## EDA in Python

There are many libraries available in python like pandas, NumPy, matplotlib, seaborn, etc. with the help of those we can do the analysis of the data and bring out helpful insights. I will be using Jupyter Notebook along with these libraries.

### Importing Libraries

In [None]:
import pandas as pd # To explore the dataframe
import numpy as np # T0 manuplate the data
import matplotlib # To visualisation
import matplotlib.pyplot as plt # To visualisation
import seaborn as sns # To visualisation

plt.rcParams['figure.figsize'] = (16, 8) # To set the figure size
plt.style.use('fivethirtyeight') # To set the style

# Avoide unwanted warnings
import warnings 
warnings.filterwarnings('ignore')

### Data Loading

In [None]:
car_data = pd.read_csv('/kaggle/input/car-features-and-prices-dataset/data.csv')
car_data.head()

In [None]:
car_data.tail()

In [None]:
# Shape of the Data
car_data.shape

In [None]:
# Detail info of data
car_data.info()

The type of data will be stored as an object if there are strings present in the variables. Also, it will be int or float if the data has numerical and decimal values respectively. MSRP (the price of the car) is stored as int data type while Driven_wheels is stored as an object data type.

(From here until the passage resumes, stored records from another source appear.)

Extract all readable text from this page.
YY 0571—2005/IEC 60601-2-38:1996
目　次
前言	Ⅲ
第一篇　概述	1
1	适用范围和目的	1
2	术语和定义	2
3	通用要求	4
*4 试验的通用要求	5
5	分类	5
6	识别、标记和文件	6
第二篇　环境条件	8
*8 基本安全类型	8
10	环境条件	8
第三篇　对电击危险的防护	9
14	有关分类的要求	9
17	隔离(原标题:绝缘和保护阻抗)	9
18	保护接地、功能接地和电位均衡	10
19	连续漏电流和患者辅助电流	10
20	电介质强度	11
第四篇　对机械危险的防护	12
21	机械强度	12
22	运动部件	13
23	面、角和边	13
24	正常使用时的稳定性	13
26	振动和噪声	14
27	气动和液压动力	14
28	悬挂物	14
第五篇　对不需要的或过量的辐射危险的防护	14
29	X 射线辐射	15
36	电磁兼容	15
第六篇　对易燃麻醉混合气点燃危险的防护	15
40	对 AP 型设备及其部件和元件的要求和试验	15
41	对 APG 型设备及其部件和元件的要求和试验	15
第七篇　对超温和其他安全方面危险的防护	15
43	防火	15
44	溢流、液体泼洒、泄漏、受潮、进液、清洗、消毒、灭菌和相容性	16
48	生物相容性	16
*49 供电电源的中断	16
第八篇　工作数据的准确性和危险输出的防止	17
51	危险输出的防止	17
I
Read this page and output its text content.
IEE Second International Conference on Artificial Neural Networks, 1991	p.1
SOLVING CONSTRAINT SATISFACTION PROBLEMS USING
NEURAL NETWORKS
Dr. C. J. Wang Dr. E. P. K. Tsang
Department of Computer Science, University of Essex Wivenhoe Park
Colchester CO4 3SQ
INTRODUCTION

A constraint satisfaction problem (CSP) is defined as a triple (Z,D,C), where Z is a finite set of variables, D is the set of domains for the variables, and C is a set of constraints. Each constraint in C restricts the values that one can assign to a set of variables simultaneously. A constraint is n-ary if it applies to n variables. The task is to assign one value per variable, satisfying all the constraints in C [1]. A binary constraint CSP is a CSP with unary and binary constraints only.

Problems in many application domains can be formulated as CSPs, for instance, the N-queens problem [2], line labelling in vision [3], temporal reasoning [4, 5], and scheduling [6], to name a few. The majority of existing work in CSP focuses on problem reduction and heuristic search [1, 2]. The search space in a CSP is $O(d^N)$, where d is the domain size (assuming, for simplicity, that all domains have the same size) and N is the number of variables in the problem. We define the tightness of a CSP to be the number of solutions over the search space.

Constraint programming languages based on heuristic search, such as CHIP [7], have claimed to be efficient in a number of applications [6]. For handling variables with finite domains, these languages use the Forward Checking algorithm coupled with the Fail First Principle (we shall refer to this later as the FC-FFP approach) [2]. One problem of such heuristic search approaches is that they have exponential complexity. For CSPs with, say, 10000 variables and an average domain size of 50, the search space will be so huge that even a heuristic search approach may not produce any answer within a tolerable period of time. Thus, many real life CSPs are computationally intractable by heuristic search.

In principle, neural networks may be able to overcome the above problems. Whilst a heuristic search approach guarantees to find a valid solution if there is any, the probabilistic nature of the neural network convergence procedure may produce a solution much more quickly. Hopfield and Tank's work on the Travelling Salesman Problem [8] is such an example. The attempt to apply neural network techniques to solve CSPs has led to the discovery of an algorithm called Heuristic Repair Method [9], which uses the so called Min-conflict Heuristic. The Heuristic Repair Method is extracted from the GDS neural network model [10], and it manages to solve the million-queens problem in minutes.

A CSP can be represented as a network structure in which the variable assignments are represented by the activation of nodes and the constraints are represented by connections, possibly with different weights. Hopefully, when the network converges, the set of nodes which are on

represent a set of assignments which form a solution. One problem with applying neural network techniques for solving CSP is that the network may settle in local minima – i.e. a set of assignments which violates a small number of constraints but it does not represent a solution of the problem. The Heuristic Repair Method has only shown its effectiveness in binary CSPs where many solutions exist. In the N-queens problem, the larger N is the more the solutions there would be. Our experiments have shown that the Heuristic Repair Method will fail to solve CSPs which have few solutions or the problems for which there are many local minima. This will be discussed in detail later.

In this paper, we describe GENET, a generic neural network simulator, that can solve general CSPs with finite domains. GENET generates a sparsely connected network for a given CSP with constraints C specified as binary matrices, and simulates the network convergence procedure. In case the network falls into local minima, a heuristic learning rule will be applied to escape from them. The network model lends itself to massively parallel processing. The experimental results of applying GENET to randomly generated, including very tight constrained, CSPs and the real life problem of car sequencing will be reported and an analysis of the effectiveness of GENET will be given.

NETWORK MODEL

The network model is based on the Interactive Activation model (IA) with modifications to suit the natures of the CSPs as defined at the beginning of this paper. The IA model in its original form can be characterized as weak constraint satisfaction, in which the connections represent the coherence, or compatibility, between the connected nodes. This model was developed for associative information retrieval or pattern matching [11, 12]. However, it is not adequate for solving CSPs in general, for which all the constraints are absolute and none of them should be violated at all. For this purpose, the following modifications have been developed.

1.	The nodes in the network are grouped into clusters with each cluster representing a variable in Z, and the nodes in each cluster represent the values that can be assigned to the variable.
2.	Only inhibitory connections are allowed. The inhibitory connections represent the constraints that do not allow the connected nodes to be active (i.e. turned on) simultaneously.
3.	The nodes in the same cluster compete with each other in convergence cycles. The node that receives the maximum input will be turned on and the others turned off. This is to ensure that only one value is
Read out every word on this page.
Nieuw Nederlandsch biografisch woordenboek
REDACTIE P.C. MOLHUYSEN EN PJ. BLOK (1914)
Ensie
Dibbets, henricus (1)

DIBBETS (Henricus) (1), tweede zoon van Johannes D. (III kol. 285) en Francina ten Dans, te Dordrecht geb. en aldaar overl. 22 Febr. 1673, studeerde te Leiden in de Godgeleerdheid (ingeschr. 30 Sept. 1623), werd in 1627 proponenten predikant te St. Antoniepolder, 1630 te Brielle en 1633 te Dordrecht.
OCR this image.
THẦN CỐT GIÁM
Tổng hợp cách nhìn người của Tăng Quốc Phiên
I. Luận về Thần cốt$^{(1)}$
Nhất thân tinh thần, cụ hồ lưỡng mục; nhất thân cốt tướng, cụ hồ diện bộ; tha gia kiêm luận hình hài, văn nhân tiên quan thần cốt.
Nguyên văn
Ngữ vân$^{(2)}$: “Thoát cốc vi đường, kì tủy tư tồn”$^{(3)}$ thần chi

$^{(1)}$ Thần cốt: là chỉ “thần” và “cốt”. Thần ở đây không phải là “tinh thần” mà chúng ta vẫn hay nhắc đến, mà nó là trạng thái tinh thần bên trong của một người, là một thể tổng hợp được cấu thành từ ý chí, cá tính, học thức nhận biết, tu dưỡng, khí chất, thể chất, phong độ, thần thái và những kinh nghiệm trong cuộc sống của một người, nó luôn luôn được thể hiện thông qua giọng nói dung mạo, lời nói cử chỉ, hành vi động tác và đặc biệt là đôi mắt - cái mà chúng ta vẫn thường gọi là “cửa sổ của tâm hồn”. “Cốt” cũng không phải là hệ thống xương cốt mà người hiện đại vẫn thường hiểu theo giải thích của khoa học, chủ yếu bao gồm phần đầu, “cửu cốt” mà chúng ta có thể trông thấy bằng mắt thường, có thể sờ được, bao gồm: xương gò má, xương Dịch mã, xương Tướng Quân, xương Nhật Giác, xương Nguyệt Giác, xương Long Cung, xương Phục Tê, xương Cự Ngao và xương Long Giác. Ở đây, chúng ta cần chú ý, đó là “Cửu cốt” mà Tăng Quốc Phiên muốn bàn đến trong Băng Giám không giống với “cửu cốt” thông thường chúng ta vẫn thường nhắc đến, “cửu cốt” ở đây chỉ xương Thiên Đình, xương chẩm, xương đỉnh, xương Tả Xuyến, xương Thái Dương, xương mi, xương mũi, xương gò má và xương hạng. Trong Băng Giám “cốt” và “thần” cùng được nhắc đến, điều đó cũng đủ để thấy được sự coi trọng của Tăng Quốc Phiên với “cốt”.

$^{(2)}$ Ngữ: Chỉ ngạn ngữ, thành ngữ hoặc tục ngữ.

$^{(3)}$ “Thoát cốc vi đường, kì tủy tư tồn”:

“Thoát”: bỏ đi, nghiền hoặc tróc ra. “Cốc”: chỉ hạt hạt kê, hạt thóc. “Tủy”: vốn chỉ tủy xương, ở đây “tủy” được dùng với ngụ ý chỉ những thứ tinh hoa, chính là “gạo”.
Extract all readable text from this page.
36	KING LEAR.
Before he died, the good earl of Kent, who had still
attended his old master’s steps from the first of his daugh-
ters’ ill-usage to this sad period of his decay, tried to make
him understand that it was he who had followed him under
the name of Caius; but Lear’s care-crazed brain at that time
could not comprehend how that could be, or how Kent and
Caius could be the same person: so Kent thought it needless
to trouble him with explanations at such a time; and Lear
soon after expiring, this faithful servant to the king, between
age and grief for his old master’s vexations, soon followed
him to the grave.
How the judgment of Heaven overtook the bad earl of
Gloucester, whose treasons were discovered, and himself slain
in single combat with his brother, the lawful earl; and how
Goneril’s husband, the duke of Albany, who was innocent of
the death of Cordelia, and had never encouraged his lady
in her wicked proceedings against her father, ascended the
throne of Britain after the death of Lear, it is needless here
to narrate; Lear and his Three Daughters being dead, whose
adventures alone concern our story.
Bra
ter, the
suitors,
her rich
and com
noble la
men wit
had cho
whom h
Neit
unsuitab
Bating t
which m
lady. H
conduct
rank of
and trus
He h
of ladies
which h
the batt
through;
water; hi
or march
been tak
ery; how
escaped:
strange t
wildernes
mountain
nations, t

Above results show many variables like Engine Fuel Type, Engine HP, Engine Cylinders, No. of Doors, and Market Category have missing values in the data.

In [None]:
car_data.describe()

In [None]:
car_data.columns

In [None]:
car_data.rename(columns={'Make':'make', 'Model':'Model', 'Year':'Year', 'Engine Fuel Type':'Fuel Type', 
                         'Engine HP':'HP','Engine Cylinders':'Cylinders', 'Transmission Type':'Transmission', 'Driven_Wheels':'Driven_Wheels',
                         'Number of Doors':'Doors', 'Market Category':'Market Category', 'Vehicle Size':'Size', 'Vehicle Style':'Style',
                         'highway MPG':'h_MPG', 'city mpg':'c_MPG', 'Popularity':'Popularity', 'MSRP':'price'},inplace = True)

In [None]:
car_data.columns

## Cleaning Categorical Data in our data set

In [None]:
# Making List of Categorical Columns
categorical = list(car_data.dtypes[car_data.dtypes == 'object'].index)
# Other methods 
# list(df.select_dtypes(include = 'O').columns)
# [col for col in df.columns if df[col].dtype == 'object']
for col in categorical:
    car_data[col] = car_data[col].str.lower().str.replace(" ", "_")
car_data.head()

In [None]:
# Unique values and numbers
"""Printing out First 5 Unique Values."""
for col in car_data.columns:
    print(col)
    print(car_data[col].unique()[:5])
    print(car_data[col].nunique())
    print('\n')

## Missing Values

In [None]:
print("Number of Missing Values in our data set\n")
missing_df = car_data.isnull().sum().to_frame().reset_index().rename({"index" : 'Variable', 0: 'Missing Values'}, axis =1)
display(missing_df.style.background_gradient('gnuplot2_r'))
print("\n Percentage of Missing Values in our data set")
display((car_data.isnull().sum() / (len(car_data.index)) * 100).head(20).to_frame().rename({0:'Count'}, axis = 1).style.background_gradient('gnuplot2_r'))
round((car_data.isnull().sum() / (len(car_data.index)) * 100) , 2).plot(kind = 'barh',color ='#bf0606')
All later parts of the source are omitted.